As the KB swing is a ballistic movement, we should not be trying to push/fight against resistance at the top of the swing. The body is in a poor mechanical position to do so, with the arms being well away from the body.
Semi-Ballistic
The Kettlebell Swing is a Sem-Ballistic movement.
A true Ballistic Movement is one in which a body or an object goes airborne: Squat Jumps, Bench Press Throws, Trap Bar Jumps, Olympic Pulls, Olympic Jerks, etc.
Launching The Kettlebell
To turn the Kettlebell Swing in to a Ballistic Movement, the bell need to be launched forward at the apex of the swing.
This ensures that Power is displayed and developed through the full range of the movement. z
This principle applies to all movements.
With that in mind, let look at..
Plyometric Bench Press Throw Training
I am very interested in this. When I plateau with linear progression, I plan on using chains, bands, and stick-weights/small-weights to break over. But I also was thinking of plyometric stuff. I really like the medicine ball drops in the article below. Has anyone done these or similar...
www.elitefitness.com
Another obstacle when training for
an explosive bench press (even at lower percentages of 1 RM) is the deceleration of the bar during the lift.
"Research has shown as much as 75% of a movement can be devoted to slowing the bar down." (Flannagan, 2001). Elliot et al. (1989) revealed that
during 1-RM bench presses, the bar decelerates for the final 24% of the range of motion. At 81% of 1-RM, the bar deceleration occurs during the final 52% of the range of motion. The accompanying deceleration phases result in significantly decreased motor unit recruitment, velocity of movement, power production and compromises the effectiveness of the exercise." (Berry et. al., 2001)
The National Strength and Conditioning Association's Basic Guidelines for the Resistance Training of Athletes states that "performing speed repetitions as fast as possible with light weights (e.g., 30-45% of 1RM)
in exercises in which the bar is held on to and must be decelerated at the end of the joint's range of motion (e.g., bench press) to protect the joint does not produce power or speed training but rather teaches the body
how to decelerate, or slow down.
If the load can be released into the air (i.e., the bar can be let go at the end of the range of motion), the negative effects are eliminated. Here is a situation in which the medicine ball became a rediscovered tool for upper-body power and plyometrics." (Pearson et. al., 2000)
The real purpose of using a band attached to a kettlebell is to assist in creating overspeed eccentrics that are then absorbed and redirected in the bottom of the swing.
Banded Kettlebell Swings
One of the benefits of the Banded Kettlebell Swing is that increases Eccentric Loading/Overspeed Eccentric.
The increased Eccentric Loading, increases the Stretch Reflex; which elicits and develops more Power out of the hole.
The Accommodating Resistance of the Bands increases the loading at the top of the movement. To keep the bell ascending, you must continue the muscle contraction in pulling the bell up.

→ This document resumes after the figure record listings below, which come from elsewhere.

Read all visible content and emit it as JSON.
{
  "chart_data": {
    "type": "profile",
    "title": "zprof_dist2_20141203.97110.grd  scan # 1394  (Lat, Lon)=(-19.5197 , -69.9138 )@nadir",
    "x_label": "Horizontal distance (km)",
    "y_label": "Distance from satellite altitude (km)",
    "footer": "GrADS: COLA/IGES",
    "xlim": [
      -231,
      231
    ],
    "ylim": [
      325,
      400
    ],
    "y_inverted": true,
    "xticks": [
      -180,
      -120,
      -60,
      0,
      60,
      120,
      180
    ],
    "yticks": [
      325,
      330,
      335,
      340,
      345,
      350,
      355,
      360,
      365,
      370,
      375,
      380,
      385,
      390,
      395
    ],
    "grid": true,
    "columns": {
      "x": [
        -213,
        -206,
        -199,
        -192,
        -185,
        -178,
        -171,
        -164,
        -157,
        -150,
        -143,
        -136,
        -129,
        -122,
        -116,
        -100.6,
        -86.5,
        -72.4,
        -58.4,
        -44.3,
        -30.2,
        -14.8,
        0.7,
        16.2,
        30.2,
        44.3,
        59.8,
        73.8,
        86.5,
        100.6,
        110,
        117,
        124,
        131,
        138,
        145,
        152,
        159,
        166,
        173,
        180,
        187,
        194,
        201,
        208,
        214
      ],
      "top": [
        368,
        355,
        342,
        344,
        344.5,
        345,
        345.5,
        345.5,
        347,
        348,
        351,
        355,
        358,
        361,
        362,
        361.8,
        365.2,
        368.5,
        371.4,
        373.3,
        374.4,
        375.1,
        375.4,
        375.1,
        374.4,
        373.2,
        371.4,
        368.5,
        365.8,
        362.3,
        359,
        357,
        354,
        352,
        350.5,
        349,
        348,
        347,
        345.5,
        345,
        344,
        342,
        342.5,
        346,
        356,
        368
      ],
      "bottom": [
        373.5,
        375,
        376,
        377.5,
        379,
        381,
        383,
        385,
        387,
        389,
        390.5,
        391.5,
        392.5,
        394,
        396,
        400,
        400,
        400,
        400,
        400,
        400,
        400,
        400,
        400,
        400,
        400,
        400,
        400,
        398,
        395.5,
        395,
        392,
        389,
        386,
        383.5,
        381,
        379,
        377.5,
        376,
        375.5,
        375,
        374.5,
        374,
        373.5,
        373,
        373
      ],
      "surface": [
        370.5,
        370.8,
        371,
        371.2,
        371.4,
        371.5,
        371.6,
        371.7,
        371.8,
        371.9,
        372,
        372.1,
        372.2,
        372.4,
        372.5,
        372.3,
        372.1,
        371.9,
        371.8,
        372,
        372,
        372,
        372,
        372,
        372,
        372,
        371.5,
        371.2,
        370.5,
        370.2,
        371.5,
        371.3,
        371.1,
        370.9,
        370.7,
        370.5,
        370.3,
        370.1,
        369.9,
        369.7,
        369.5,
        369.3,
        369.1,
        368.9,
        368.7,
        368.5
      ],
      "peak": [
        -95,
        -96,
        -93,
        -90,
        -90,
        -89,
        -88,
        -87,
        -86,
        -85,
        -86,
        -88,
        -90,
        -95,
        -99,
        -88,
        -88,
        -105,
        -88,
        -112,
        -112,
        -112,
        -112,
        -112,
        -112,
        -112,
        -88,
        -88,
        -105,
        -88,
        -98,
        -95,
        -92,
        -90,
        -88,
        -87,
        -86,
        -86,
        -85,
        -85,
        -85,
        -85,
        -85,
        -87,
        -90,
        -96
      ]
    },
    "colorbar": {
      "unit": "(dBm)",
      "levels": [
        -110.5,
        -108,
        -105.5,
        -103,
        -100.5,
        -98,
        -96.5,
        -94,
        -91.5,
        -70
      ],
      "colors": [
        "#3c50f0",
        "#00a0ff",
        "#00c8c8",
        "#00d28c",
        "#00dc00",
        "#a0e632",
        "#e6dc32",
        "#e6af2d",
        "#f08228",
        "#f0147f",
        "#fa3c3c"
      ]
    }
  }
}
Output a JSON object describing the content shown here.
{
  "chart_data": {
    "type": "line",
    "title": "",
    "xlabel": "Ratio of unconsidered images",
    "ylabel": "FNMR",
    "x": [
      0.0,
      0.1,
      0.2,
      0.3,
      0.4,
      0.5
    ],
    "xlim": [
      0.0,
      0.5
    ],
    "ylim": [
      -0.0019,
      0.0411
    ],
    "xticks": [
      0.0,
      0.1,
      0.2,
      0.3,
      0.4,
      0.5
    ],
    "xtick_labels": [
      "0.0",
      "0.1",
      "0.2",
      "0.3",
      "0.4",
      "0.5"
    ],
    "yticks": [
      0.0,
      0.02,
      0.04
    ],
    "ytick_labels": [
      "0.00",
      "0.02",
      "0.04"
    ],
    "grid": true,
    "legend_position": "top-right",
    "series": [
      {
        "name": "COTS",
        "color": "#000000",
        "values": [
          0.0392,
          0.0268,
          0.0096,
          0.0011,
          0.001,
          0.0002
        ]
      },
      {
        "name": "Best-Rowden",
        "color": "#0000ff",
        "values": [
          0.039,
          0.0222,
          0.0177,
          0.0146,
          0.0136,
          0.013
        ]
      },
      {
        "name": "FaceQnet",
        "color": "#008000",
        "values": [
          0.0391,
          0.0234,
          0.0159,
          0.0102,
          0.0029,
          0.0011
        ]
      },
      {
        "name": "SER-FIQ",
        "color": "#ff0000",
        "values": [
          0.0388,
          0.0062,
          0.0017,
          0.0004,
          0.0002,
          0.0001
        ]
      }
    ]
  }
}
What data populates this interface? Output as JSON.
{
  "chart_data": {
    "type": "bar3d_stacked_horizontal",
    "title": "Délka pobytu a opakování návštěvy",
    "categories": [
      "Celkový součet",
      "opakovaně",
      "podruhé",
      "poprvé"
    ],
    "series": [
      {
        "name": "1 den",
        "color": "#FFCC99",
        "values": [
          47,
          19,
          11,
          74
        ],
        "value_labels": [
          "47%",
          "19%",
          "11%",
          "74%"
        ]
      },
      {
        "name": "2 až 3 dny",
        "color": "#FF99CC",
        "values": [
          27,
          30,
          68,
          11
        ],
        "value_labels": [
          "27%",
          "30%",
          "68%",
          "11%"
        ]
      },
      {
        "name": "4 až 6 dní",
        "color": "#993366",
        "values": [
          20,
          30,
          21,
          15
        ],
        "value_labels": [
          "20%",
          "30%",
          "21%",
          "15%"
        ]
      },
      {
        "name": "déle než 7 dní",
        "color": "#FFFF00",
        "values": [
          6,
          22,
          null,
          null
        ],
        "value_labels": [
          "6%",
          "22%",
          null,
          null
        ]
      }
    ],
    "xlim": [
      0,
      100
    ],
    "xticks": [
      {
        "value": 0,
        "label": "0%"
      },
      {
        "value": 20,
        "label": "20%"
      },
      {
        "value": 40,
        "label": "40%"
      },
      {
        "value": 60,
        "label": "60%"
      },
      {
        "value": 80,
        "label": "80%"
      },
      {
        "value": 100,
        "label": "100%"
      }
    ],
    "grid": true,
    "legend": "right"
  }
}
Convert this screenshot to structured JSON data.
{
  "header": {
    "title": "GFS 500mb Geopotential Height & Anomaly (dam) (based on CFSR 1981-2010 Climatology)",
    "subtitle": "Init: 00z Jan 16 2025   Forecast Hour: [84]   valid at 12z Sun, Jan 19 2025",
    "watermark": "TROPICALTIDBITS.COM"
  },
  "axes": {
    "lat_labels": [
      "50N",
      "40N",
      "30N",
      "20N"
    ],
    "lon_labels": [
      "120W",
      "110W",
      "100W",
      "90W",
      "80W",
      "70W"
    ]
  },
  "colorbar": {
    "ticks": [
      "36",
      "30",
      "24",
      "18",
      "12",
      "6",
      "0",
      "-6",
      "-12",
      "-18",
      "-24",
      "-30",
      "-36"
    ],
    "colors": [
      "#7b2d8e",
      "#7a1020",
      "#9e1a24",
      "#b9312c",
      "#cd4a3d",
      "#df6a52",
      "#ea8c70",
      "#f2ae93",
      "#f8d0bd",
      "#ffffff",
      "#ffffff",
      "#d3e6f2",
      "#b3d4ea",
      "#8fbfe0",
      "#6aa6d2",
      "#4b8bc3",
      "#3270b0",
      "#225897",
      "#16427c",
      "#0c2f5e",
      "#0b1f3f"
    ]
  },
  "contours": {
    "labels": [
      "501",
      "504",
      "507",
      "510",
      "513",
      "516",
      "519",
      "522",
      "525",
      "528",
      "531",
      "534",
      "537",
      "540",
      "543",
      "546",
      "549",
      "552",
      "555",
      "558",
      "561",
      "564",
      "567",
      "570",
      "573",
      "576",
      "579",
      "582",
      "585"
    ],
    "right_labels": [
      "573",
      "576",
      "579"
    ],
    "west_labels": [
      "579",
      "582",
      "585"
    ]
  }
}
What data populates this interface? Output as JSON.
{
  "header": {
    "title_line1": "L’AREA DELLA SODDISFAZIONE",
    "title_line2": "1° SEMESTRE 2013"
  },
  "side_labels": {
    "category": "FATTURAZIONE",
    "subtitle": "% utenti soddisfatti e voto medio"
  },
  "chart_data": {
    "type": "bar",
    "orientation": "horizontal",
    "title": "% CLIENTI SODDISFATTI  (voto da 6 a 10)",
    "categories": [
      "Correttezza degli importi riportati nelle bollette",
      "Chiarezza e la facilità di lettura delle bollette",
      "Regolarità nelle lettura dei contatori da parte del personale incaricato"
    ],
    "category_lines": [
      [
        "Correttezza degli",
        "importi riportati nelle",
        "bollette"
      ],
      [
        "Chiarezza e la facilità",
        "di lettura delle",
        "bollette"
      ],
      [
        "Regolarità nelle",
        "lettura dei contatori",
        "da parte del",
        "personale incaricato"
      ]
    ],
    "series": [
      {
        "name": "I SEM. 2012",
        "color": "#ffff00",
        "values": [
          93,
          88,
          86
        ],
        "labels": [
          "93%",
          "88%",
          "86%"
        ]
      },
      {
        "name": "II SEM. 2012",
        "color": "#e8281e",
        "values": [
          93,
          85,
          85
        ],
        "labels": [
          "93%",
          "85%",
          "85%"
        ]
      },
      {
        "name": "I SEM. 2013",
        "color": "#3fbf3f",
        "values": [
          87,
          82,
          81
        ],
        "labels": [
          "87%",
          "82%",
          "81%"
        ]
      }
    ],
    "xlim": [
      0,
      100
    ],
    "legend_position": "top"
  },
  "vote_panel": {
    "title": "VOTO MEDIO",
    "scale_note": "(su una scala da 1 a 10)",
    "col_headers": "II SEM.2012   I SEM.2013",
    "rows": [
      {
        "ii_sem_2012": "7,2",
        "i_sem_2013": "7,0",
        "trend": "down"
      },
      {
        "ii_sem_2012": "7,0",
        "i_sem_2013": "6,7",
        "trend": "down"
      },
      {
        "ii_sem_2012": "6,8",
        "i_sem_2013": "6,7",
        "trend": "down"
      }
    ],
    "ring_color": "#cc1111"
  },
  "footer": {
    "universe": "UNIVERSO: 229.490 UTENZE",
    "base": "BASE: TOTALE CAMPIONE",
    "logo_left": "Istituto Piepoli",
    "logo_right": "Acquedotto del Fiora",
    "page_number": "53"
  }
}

Allowing the bell to float, disengage the muscle; they are no longer contracting.
Also, the higher you pull a Banded Kettlebell, the greater Eccentric Loading.
The Band has a Stretch Reflex response. was well. The more you stretch the band, the greater is accentuates the Eccentric Action; magnifies the Overspeed Eccentric Component.
Accommodating Resistance
The attachment of Band and Chain or both to Squats, Bench Press/Pressing Movements, Deadlifts, as well as Kettlebell Swing ensures the muscles are work through a greater range of the movement.
In performing just a Standard Barbell Squat, Bench Press/Press, Deadlift, etc., the top end part of the movement means Power is decreased.
Post Activation Potentiation
The attached Bands and Chains with Squats, Pressing, Deadlifts, Kettlebell Swing, etc elicits Post Activation Potentiation. PAP.
PAP means when a heavy load in a movement is followed by a lighter load in the same movement or one similar to it, greater force production (Power) is displayed.
A Banded Movement elicit PAP; due to the increased top end loading.
Dr Gideon Ariel
Research by Ariel demonstrated that only around 30% of an exercise movement overloadsthe muscle. The remaining 70% of the movement underloads the muscles; does not fully train nor development them.
That means the muscle are not being trained nor developed at the top end of the Kettlebell Swing with light to moderate loads, unless they are Banded Kettlebell Swings.
However, as the research shows (posted above) if a Heavy Kettlebell Swing is employed (30% of body weight or more), greater muscle activation is displayed and developed; Power is enhanced.